Namun, penekanan kalimat itu hanya ingin menegaskan bahwa selain ke-Mahamurahan-Nya, Allah juga memiliki sifat tegas bagi mereka yang berperilaku “berlebihan”.
Hal ini untuk menunjukkan kepada makhluk-Nya memiliki “wibawa” yang mutlak.
Cara pandang kita kepada Allah akan sangat menentukan corak pembentukan kepribadian beragama seseorang. Lihatlah watak kaum “Khawarij” yang sangat kaku dalam menjalankan ajaran dan keyakinan agamanya.
Dalam sejarah dicatat, kaum Khawarij adalah mereka yang memandang keyakinannya dengan kaca mata kuda.
Mereka lebih menonjolkan ajaran dan keyakinan agama yang menempatkan Allah sebagai penguasa jagad raya yang “seram” dan “menakutkan”.
Salah satu doktrin Khawarij yang dijadikan standar teologis adalah bahwa bagi siapa saja yang tidak berhukum dengan apa yang diturunkan Allah (Al-Quran) menurut “kaca mata” mereka, maka termasuk kaum kafir yang halal darahnya.
Hal ini dibuktikan dengan tuduhan kafir kapada Sayyidina Ali bin Abi Thalib saat menerima tahkim arbitrase dengan Mu’awiyah karena dianggap berhukum bukan dengan hukum Allah.
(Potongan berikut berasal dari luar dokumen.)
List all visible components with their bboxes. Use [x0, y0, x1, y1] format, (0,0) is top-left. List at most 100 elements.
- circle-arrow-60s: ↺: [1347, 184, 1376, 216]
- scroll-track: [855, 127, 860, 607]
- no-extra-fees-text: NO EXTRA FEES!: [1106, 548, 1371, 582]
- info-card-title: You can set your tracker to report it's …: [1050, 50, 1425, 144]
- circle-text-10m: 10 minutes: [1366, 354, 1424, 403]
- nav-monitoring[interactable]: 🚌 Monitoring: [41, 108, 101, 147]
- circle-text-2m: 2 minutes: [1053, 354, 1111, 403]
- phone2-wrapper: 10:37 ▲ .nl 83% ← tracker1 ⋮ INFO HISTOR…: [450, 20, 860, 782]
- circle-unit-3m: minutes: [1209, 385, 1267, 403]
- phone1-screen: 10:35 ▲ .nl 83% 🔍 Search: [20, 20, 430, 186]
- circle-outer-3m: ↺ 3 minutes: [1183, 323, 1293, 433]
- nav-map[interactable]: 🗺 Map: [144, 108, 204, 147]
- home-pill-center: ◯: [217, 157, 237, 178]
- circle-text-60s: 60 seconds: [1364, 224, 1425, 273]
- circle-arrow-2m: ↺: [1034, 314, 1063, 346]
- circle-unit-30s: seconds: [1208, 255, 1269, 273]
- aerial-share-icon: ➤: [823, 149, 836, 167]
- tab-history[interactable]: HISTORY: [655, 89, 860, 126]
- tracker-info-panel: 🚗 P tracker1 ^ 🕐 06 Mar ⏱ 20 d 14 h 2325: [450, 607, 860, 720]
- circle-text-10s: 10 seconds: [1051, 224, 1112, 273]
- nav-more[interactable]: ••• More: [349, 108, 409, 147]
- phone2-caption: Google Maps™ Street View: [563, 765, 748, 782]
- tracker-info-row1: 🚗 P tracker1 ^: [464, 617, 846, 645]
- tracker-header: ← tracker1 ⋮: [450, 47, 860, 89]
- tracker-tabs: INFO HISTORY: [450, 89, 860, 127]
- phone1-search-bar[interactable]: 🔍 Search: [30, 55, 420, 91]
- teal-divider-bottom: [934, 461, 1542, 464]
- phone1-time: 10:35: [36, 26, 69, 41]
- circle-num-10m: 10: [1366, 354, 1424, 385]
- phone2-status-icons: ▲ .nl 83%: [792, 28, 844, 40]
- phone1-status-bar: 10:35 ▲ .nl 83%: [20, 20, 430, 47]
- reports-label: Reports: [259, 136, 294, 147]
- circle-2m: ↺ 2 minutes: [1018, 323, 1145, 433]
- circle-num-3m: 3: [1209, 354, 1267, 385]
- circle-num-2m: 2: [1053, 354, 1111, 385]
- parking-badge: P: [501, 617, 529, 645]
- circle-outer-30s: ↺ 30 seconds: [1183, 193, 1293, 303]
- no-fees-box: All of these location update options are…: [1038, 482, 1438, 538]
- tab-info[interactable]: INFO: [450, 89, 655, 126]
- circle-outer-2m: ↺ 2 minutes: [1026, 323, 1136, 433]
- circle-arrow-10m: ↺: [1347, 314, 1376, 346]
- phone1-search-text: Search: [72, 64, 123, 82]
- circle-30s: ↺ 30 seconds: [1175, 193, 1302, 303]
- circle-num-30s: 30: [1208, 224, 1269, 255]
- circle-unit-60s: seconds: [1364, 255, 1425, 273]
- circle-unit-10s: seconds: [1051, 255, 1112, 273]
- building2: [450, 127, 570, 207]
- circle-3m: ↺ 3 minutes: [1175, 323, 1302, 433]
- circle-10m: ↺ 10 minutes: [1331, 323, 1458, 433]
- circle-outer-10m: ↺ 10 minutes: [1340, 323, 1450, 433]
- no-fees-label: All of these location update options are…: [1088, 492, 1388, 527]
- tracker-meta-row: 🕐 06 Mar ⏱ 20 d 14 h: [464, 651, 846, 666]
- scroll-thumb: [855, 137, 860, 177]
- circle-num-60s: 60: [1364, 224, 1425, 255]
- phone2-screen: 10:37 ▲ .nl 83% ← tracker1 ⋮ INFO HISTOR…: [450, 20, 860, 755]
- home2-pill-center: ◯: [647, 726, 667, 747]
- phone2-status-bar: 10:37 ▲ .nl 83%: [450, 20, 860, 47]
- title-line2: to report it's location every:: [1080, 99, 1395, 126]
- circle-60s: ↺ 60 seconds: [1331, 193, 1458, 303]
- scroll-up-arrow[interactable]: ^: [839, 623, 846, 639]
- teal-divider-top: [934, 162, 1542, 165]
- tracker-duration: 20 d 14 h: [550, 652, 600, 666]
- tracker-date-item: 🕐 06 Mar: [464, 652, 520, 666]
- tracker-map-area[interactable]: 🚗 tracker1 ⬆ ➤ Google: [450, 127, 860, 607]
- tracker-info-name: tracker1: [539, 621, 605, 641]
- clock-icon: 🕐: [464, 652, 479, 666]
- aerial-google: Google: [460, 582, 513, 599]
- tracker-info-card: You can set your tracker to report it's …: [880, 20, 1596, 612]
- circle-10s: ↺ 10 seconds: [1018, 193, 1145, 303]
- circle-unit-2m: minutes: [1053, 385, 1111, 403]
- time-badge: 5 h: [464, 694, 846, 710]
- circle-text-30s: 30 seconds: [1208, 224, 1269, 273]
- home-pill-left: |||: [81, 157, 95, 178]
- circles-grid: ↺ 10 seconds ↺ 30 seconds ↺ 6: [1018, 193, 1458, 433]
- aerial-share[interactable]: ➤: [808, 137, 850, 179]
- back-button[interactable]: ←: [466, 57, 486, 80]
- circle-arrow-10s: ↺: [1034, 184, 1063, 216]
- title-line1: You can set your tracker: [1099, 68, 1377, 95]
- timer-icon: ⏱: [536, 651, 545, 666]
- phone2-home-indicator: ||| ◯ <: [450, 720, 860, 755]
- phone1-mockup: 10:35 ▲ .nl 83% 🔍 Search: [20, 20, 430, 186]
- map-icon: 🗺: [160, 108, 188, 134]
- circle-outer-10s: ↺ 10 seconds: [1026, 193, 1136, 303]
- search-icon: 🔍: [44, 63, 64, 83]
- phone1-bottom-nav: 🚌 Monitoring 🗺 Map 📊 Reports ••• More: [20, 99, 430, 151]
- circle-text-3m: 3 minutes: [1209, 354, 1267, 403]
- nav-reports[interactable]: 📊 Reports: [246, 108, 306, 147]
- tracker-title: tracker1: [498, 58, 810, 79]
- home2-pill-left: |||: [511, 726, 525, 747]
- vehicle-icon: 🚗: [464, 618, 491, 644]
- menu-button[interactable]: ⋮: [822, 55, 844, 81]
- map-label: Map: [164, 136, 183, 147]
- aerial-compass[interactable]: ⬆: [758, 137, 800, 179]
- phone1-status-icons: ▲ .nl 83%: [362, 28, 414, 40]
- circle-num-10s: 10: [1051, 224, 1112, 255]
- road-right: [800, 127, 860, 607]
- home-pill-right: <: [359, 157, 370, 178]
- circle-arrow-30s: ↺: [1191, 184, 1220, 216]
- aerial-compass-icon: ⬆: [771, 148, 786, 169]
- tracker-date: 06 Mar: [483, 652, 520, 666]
Yang lebih parah lagi, tafsir ajaran dan keyakinan agama kaum Khawarij benar-benar diwujudkan melalui tangan bernama Abdurrahman bin Muljam saat memimpin salat subuh di Masjid Agung Kufah dengan membunuh beliau.
Siapa sosok Pembunuh itu? Ia adalah ahli tahajud, puasa, dan penghafal Al-Qur’an.
Seorang yang sangat religius namun salah dalam memaknai teks Al-Quran. Tentu, ini merupakan tragedi kemanusiaan yang menyedihkan yang dicatat oleh tinta gelap sejarah atas pembunuhan terhadap seorang khalifah Islam yang nota-bene sahabat Nabi dan suami putri Rasulullah.
Belajar dari uraian dan kilas balik sejarah di atas, selayaknya kita ambil pelajaran bahwa beragama harus dimulai dari cara beriman kita kepada Allah dengan benar. Iman yang memancarkan sifat-sifat Allah yang berlimpah rahmat (kasih sayang) dibandingkan sifat ghadlab (murka-Nya).
Bukankah setiap saat kita membaca “basmalah” yang menyebut Allah Dzat yang Maha Pengasih lagi Penyayang?
Bukankah diutusnya Rasulullah di muka bumi ini untuk menebarkan rahmat kepada penduduk alam?
Mari menjadi umat beragama yang memandang sesama dan makhluk lain dengan kaca mata kasih sayang. Wallahu a’lam bish-shawab.
Thobib Al Asyhar, dosen Kajian Islam dan Psikologi pada SKSG Universitas Indonesia, Direktur Guru dan Tenaga Kependidikan Madrasah Kementerian Agama.